Kamis, 24 September 2026

Segala Sesuatu Uap

Perhatikan cerek yang mendidih. Uap mengepul dari mulutnya, tampak jelas sebentar, lalu hilang tanpa bekas. Mau digenggam? Tangan hanya basah. Begitu rupanya nasib banyak hal yang kita kejar mati-matian.

Kata yang diterjemahkan sia-sia dalam kitab Pengkhotbah adalah kata Ibrani hevel: uap, hembusan napas. Kesia-siaan belaka, segala sesuatu adalah sia-sia, sebenarnya berbunyi: semuanya uap. Matahari terbit lalu terbenam, sungai mengalir tetapi laut tidak kunjung penuh, keturunan datang dan pergi. Tak ada sesuatu yang baru di bawah matahari.

Kedengarannya muram. Padahal Pengkhotbah sedang berbaik hati: ia mematahkan ilusi kita sebelum ilusi itu mematahkan kita. Harta, nama besar, kedudukan, semuanya uap yang tampak sebentar.

Herodes contohnya. Kemarin para murid diutus berkeliling membawa kabar baik. Kabar itu sampai ke istana, dan sang raja justru cemas. Ia sudah memenggal Yohanes, tetapi tidurnya tetap tidak tenang. Istana dan kuasa ternyata tidak bisa membeli damai di hati.

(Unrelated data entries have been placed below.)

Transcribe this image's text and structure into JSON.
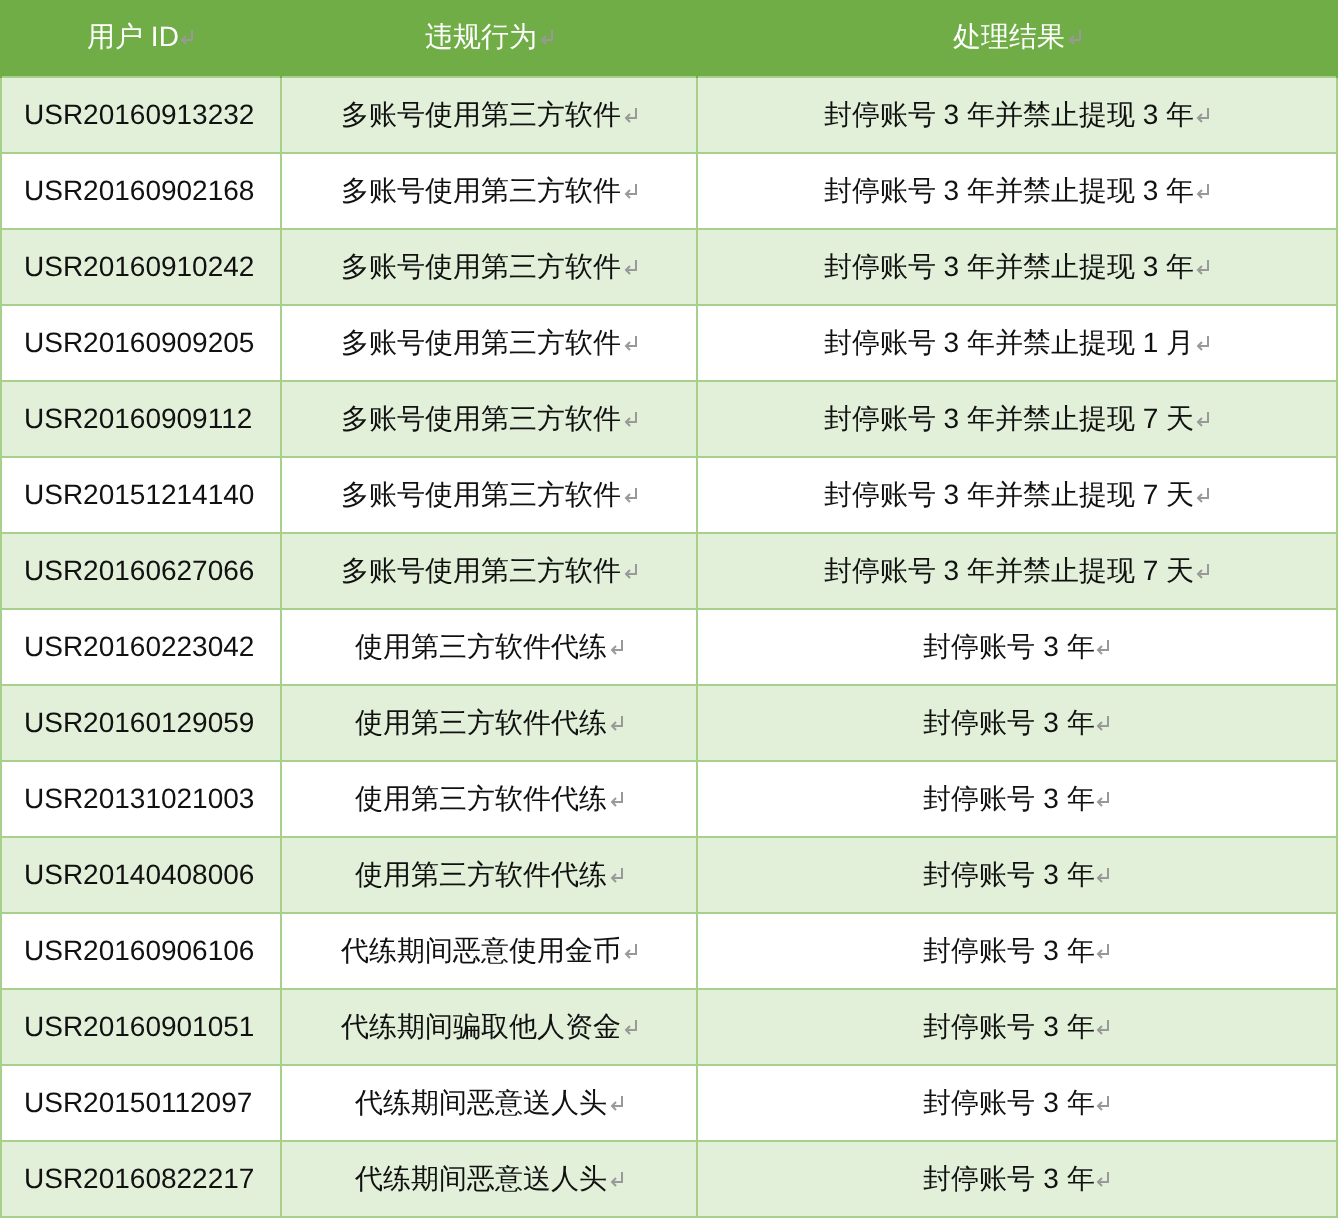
{
  "table": {
    "columns": [
      "用户 ID",
      "违规行为",
      "处理结果"
    ],
    "rows": [
      [
        "USR20160913232",
        "多账号使用第三方软件",
        "封停账号 3 年并禁止提现 3 年"
      ],
      [
        "USR20160902168",
        "多账号使用第三方软件",
        "封停账号 3 年并禁止提现 3 年"
      ],
      [
        "USR20160910242",
        "多账号使用第三方软件",
        "封停账号 3 年并禁止提现 3 年"
      ],
      [
        "USR20160909205",
        "多账号使用第三方软件",
        "封停账号 3 年并禁止提现 1 月"
      ],
      [
        "USR20160909112",
        "多账号使用第三方软件",
        "封停账号 3 年并禁止提现 7 天"
      ],
      [
        "USR20151214140",
        "多账号使用第三方软件",
        "封停账号 3 年并禁止提现 7 天"
      ],
      [
        "USR20160627066",
        "多账号使用第三方软件",
        "封停账号 3 年并禁止提现 7 天"
      ],
      [
        "USR20160223042",
        "使用第三方软件代练",
        "封停账号 3 年"
      ],
      [
        "USR20160129059",
        "使用第三方软件代练",
        "封停账号 3 年"
      ],
      [
        "USR20131021003",
        "使用第三方软件代练",
        "封停账号 3 年"
      ],
      [
        "USR20140408006",
        "使用第三方软件代练",
        "封停账号 3 年"
      ],
      [
        "USR20160906106",
        "代练期间恶意使用金币",
        "封停账号 3 年"
      ],
      [
        "USR20160901051",
        "代练期间骗取他人资金",
        "封停账号 3 年"
      ],
      [
        "USR20150112097",
        "代练期间恶意送人头",
        "封停账号 3 年"
      ],
      [
        "USR20160822217",
        "代练期间恶意送人头",
        "封停账号 3 年"
      ]
    ]
  }
}
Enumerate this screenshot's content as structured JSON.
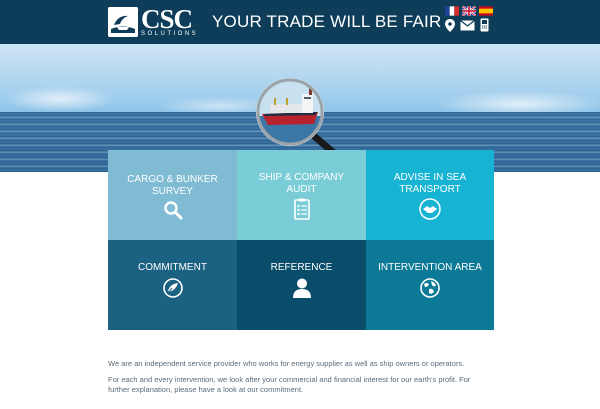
{
  "header": {
    "logo_text": "CSC",
    "logo_subtext": "SOLUTIONS",
    "tagline": "YOUR TRADE WILL BE FAIR",
    "languages": [
      "French",
      "English",
      "Spanish"
    ],
    "contact_icons": [
      "location-icon",
      "mail-icon",
      "phone-icon"
    ]
  },
  "services": [
    {
      "label": "CARGO & BUNKER SURVEY",
      "icon": "search-icon",
      "color": "#7fbcd3"
    },
    {
      "label": "SHIP & COMPANY AUDIT",
      "icon": "checklist-icon",
      "color": "#7acdd6"
    },
    {
      "label": "ADVISE IN SEA TRANSPORT",
      "icon": "handshake-icon",
      "color": "#16b3d3"
    },
    {
      "label": "COMMITMENT",
      "icon": "globe-leaf-icon",
      "color": "#1a6182"
    },
    {
      "label": "REFERENCE",
      "icon": "person-icon",
      "color": "#0a4d6b"
    },
    {
      "label": "INTERVENTION AREA",
      "icon": "globe-icon",
      "color": "#0c7a96"
    }
  ],
  "intro": {
    "paragraph_1": "We are an independent service provider who works for energy supplier as well as ship owners or operators.",
    "paragraph_2": "For each and every intervention, we look after your commercial and financial interest for our earth's profit. For further explanation, please have a look at our commitment."
  },
  "colors": {
    "header_bg": "#0d3d59",
    "body_text": "#5a6b79"
  }
}
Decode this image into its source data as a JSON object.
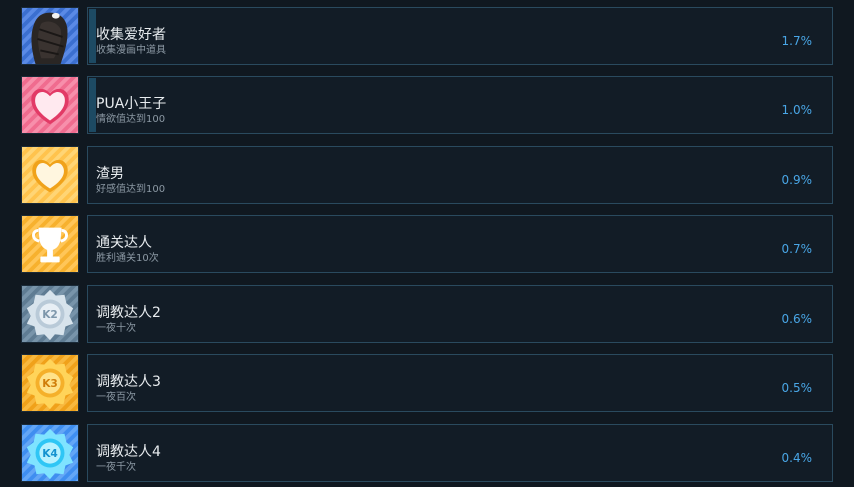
{
  "achievements": [
    {
      "title": "收集爱好者",
      "description": "收集漫画中道具",
      "percent": "1.7%",
      "progress": 0.017,
      "icon": "character-icon"
    },
    {
      "title": "PUA小王子",
      "description": "情欲值达到100",
      "percent": "1.0%",
      "progress": 0.01,
      "icon": "pink-heart-icon"
    },
    {
      "title": "渣男",
      "description": "好感值达到100",
      "percent": "0.9%",
      "progress": 0.009,
      "icon": "yellow-heart-icon"
    },
    {
      "title": "通关达人",
      "description": "胜利通关10次",
      "percent": "0.7%",
      "progress": 0.007,
      "icon": "trophy-icon"
    },
    {
      "title": "调教达人2",
      "description": "一夜十次",
      "percent": "0.6%",
      "progress": 0.006,
      "icon": "k2-badge-icon",
      "badge_text": "K2"
    },
    {
      "title": "调教达人3",
      "description": "一夜百次",
      "percent": "0.5%",
      "progress": 0.005,
      "icon": "k3-badge-icon",
      "badge_text": "K3"
    },
    {
      "title": "调教达人4",
      "description": "一夜千次",
      "percent": "0.4%",
      "progress": 0.004,
      "icon": "k4-badge-icon",
      "badge_text": "K4"
    }
  ],
  "colors": {
    "background": "#101820",
    "card_border": "#2a4a5e",
    "percent_text": "#49a6e6",
    "progress_fill": "#1d4a63"
  }
}
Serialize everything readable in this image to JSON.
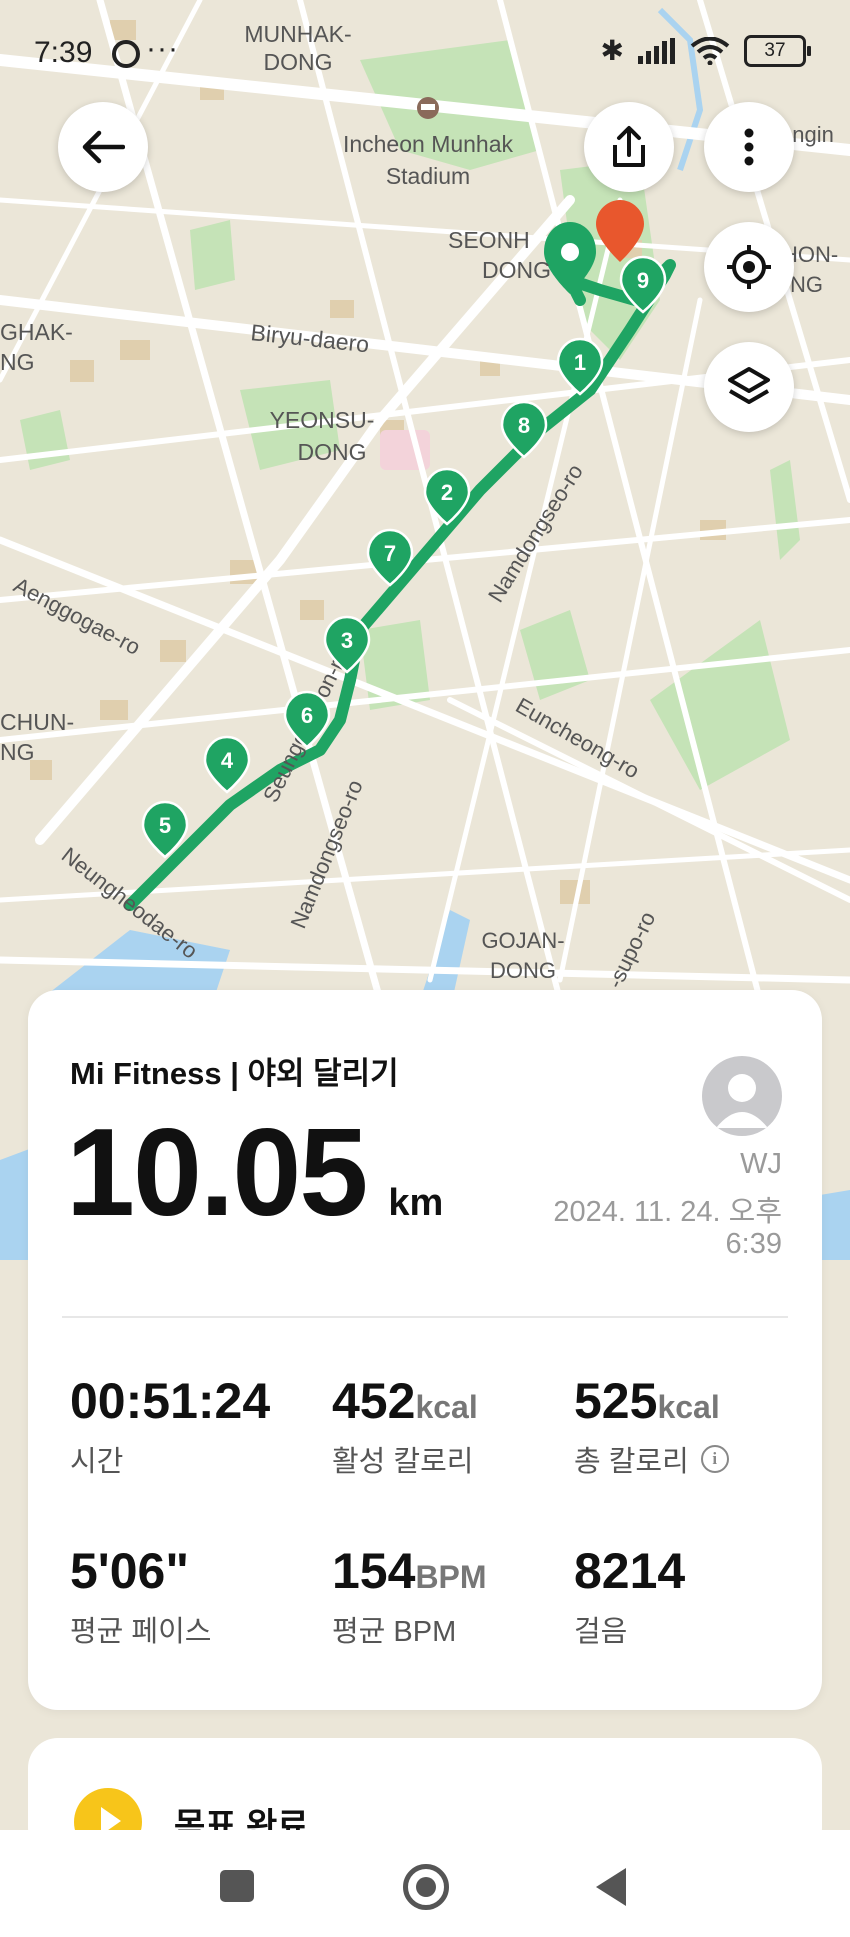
{
  "status_bar": {
    "time": "7:39",
    "dots": "···",
    "bluetooth": "✱",
    "battery": "37"
  },
  "map": {
    "labels": {
      "munhak_dong_1": "MUNHAK-",
      "munhak_dong_2": "DONG",
      "stadium_1": "Incheon Munhak",
      "stadium_2": "Stadium",
      "seonhak_1": "SEONH",
      "seonhak_2": "DONG",
      "biryu": "Biryu-daero",
      "yeonsu_1": "YEONSU-",
      "yeonsu_2": "DONG",
      "ghak_1": "GHAK-",
      "ghak_2": "NG",
      "chun_1": "CHUN-",
      "chun_2": "NG",
      "aenggogae": "Aenggogae-ro",
      "namdongseo_1": "Namdongseo-ro",
      "namdongseo_2": "Namdongseo-ro",
      "seunggicheon": "Seunggicheon-ro",
      "euncheong": "Euncheong-ro",
      "neungheodae": "Neungheodae-ro",
      "gojan_1": "GOJAN-",
      "gojan_2": "DONG",
      "supo": "-supo-ro",
      "ongin": "ongin",
      "hon_1": "HON-",
      "hon_2": "NG"
    },
    "km_markers": [
      "1",
      "2",
      "3",
      "4",
      "5",
      "6",
      "7",
      "8",
      "9"
    ],
    "route_color": "#1fa463"
  },
  "workout": {
    "app_title": "Mi Fitness | 야외 달리기",
    "distance": "10.05",
    "distance_unit": "km",
    "user_name": "WJ",
    "date_line1": "2024. 11. 24. 오후",
    "date_line2": "6:39"
  },
  "stats": {
    "time": {
      "value": "00:51:24",
      "unit": "",
      "label": "시간"
    },
    "active_cal": {
      "value": "452",
      "unit": "kcal",
      "label": "활성 칼로리"
    },
    "total_cal": {
      "value": "525",
      "unit": "kcal",
      "label": "총 칼로리"
    },
    "pace": {
      "value": "5'06\"",
      "unit": "",
      "label": "평균 페이스"
    },
    "bpm": {
      "value": "154",
      "unit": "BPM",
      "label": "평균 BPM"
    },
    "steps": {
      "value": "8214",
      "unit": "",
      "label": "걸음"
    }
  },
  "goal": {
    "label": "목표 완료"
  }
}
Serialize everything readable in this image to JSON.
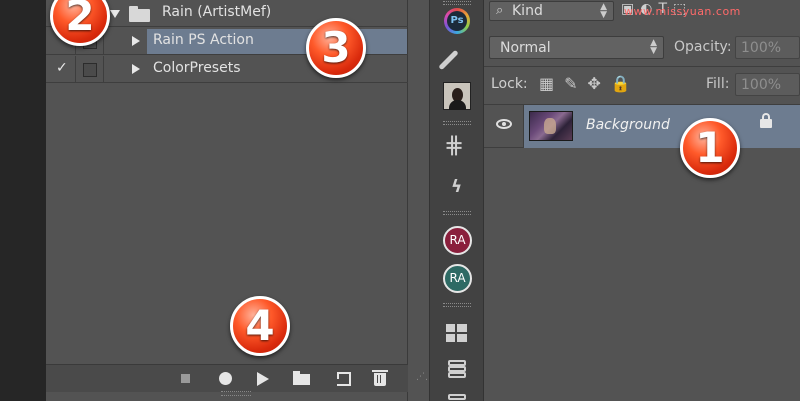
{
  "actions_panel": {
    "rows": [
      {
        "label": "Rain (ArtistMef)",
        "checked": false
      },
      {
        "label": "Rain PS Action",
        "checked": false,
        "selected": true
      },
      {
        "label": "ColorPresets",
        "checked": true,
        "check_glyph": "✓"
      }
    ],
    "bottom_bar": [
      "stop-icon",
      "record-icon",
      "play-icon",
      "folder-icon",
      "new-action-icon",
      "trash-icon"
    ]
  },
  "tool_strip": {
    "ps_badge_text": "Ps",
    "ra_badges": [
      {
        "text": "RA",
        "color": "#8a1f3c"
      },
      {
        "text": "RA",
        "color": "#2e6a64"
      }
    ],
    "icons": [
      "photoshop-badge-icon",
      "brush-icon",
      "portrait-icon",
      "grid-icon",
      "bolt-icon",
      "tiles-icon",
      "layers-icon"
    ]
  },
  "layers_panel": {
    "kind_label": "Kind",
    "watermark": "www.missyuan.com",
    "blend_mode": "Normal",
    "opacity_label": "Opacity:",
    "opacity_value": "100%",
    "lock_label": "Lock:",
    "fill_label": "Fill:",
    "fill_value": "100%",
    "layers": [
      {
        "name": "Background",
        "visible": true,
        "locked": true,
        "selected": true
      }
    ]
  },
  "callouts": [
    "1",
    "2",
    "3",
    "4"
  ],
  "colors": {
    "selection": "#6d7c90",
    "panel_bg": "#535353",
    "callout_red": "#d92a0c"
  }
}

Pengkhotbah tidak mengajak kita putus asa. Ia mengajak kita berhenti menggenggam uap, dan mulai mencari Dia yang tidak pernah menguap.

Apa yang selama ini paling erat kita genggam?

Tuhan yang kekal, di tengah dunia yang menguap, jadilah Engkau pegangan hidupku yang tetap. Amin.